Oyster Soup.—One quart oysters, two cups milk, one egg, one tablespoonful butter, pepper and salt to taste. Strain the liquor from the oysters, and bring it to the boiling-point in one vessel while the milk is heating in another; drop the oysters into the scalding liquor, and leave them there until they begin to crimp. Stir the butter into the milk, and pour this upon the beaten egg; turn this in with the oysters; cook together one minute, and serve immediately. Some persons like a pinch of ground mace added to oyster soup.

Baked Cabbage.—Wash and quarter a small cabbage; put it on in plenty of boiling water, and let it boil furiously (uncovered) for twenty minutes. By doing this, and having a cup of vinegar on the stove at the same time, you do away with the disagreeable odor which usually accompanies the cooking of cabbage. Drain it when done, and chop it fine; add to it a tablespoonful of butter, one egg beaten light, a scant half cupful of milk, and pepper and salt to taste. Bake in a pudding dish to a good brown.

Cup Puddings.—One cup sugar, two tablespoonfuls butter, one cup milk, two eggs, two cups flour, two small teaspoonfuls baking-powder, one saltspoonful salt. Beat the yolks of the eggs light, and mix with the creamed butter and sugar; add the milk and the flour, mixed well with the salt and baking-powder; bake in small cups or deep patty-pans, and serve one to each person. Eat with either hard or liquid sauce.

4.
Corned-Beef Soup.
Stewed Rabbits.
Baked Corn. Fried Sweet Potatoes.
Plain Fruit Pudding.

Corned-Beef Soup.—Heat to boiling with a sliced onion three cups of the liquor in which a piece of corned-beef was boiled; just before it begins to bubble drop into it the freshly broken shell of an egg, boil up once, and strain. Put the cleared soup back on the fire, and when it boils again add to it two cups of milk in which have been dissolved two tablespoonfuls of flour; pour a little of this on a beaten egg, and return all to the fire for a minute before serving.

Baked Corn.—Two cups canned corn chopped fine, one egg, half-cupful milk, one tablespoonful butter, pepper and salt to taste.
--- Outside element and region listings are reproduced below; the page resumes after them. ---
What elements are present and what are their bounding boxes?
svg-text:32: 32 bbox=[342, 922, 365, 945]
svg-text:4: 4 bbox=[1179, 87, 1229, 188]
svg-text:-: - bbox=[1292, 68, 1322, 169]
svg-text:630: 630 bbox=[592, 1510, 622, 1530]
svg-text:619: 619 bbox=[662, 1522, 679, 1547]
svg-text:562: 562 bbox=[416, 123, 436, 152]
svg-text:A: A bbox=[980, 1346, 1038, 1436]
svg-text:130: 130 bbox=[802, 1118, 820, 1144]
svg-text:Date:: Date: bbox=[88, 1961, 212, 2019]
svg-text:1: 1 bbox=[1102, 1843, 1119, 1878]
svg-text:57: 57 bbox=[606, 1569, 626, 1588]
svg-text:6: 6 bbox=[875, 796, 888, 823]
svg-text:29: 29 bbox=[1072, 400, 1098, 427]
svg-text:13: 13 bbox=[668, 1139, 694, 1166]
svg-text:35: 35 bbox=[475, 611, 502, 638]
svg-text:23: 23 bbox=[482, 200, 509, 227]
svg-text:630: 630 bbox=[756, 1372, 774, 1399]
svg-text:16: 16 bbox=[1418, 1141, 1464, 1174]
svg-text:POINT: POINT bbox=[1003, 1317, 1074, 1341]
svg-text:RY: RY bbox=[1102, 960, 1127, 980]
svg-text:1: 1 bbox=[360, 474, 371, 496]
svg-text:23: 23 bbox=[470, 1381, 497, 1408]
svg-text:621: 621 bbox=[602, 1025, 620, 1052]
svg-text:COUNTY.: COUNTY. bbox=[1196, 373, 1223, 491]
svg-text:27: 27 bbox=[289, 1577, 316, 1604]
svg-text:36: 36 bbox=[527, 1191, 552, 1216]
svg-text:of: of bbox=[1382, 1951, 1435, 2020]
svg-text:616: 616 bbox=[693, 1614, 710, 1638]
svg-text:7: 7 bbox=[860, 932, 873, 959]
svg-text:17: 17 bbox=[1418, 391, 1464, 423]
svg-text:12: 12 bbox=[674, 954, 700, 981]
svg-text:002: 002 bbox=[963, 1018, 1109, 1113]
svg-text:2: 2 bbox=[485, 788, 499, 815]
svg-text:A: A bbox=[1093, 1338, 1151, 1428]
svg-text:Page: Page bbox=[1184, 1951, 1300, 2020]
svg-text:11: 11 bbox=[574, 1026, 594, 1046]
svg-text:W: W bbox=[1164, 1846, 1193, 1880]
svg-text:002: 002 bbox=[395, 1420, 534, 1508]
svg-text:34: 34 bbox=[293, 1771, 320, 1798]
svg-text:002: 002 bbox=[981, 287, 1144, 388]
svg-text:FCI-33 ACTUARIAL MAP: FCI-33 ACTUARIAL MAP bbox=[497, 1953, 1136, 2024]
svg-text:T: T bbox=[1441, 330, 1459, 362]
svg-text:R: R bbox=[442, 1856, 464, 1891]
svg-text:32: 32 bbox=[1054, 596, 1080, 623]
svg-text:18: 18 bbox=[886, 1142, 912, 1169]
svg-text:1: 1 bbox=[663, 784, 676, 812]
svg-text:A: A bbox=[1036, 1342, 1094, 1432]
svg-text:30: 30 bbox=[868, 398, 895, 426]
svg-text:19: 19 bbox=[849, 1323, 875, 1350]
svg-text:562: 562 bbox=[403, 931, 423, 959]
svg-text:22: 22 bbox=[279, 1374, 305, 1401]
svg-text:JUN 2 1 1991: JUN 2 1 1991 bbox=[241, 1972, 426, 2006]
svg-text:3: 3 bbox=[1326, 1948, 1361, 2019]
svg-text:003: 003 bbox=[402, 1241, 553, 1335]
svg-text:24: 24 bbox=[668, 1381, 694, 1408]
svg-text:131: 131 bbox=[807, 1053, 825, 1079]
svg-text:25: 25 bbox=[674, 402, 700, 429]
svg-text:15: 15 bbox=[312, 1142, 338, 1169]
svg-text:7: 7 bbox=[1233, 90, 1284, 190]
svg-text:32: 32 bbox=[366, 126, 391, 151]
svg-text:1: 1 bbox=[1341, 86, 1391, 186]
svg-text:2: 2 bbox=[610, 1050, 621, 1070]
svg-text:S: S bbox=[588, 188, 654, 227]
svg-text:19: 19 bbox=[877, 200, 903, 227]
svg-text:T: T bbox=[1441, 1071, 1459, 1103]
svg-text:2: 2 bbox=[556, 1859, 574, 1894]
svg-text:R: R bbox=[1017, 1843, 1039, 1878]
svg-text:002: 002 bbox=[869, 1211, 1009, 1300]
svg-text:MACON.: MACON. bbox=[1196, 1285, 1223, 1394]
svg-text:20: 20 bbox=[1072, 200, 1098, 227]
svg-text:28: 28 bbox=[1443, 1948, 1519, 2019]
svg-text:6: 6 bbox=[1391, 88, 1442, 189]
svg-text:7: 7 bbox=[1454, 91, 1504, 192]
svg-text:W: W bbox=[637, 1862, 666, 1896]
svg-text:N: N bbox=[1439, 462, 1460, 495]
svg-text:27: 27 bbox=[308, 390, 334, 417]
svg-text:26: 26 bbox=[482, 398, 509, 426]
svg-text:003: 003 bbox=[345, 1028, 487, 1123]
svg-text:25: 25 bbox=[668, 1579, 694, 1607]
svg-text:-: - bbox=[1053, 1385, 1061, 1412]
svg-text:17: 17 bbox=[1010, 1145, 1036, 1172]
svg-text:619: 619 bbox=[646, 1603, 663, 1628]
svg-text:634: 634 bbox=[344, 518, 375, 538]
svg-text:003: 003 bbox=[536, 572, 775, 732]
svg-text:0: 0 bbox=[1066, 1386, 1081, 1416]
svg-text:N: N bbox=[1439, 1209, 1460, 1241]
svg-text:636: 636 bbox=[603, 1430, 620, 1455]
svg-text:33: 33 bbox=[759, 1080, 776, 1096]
Beat the egg light, stir this and the milk into the corn, season, and bake in a buttered pudding dish until firm.

Plain Fruit Pudding.—One cup molasses, one cup milk, one and a half cups flour, quarter-cup seeded raisins, quarter-cup currants washed and dried, quarter-cup shredded citron, one cup suet, one saltspoonful salt, one small teaspoonful soda. Chop the suet into the flour, first mixing the latter with the salt and soda; add the milk and molasses, and beat thoroughly; dredge the fruit and stir it into the pudding; boil in a brown-bread mould two hours and a half. Serve hard sauce with it.

5.
Roast Duck.
Canned Green Pease. Boiled Potatoes.
Lettuce.
Crackers and Cheese.
Lemon Tarts.

Canned Green Pease.—Turn the pease from the can into a colander; pour over them several quarts of cold water, so as to rinse the pease thoroughly from the liquor in which they were canned; after this, pour as much boiling water over them, and set the colander over a pot of boiling water, covering the pease; let them steam there until heated through, dish, and put on them a couple of teaspoonfuls of butter, and pepper and salt to taste.

Lemon Tarts.—Line small patty-pans with a good puff paste, and fill them with the following mixture: Half-cup butter, one cup granulated sugar, three eggs, juice and grated rind of a lemon, two tablespoonfuls brandy, nutmeg to taste. Beat the yolks into the creamed butter and sugar; add the lemon, spice, brandy, and whites; bake in a steady oven, and eat when cold.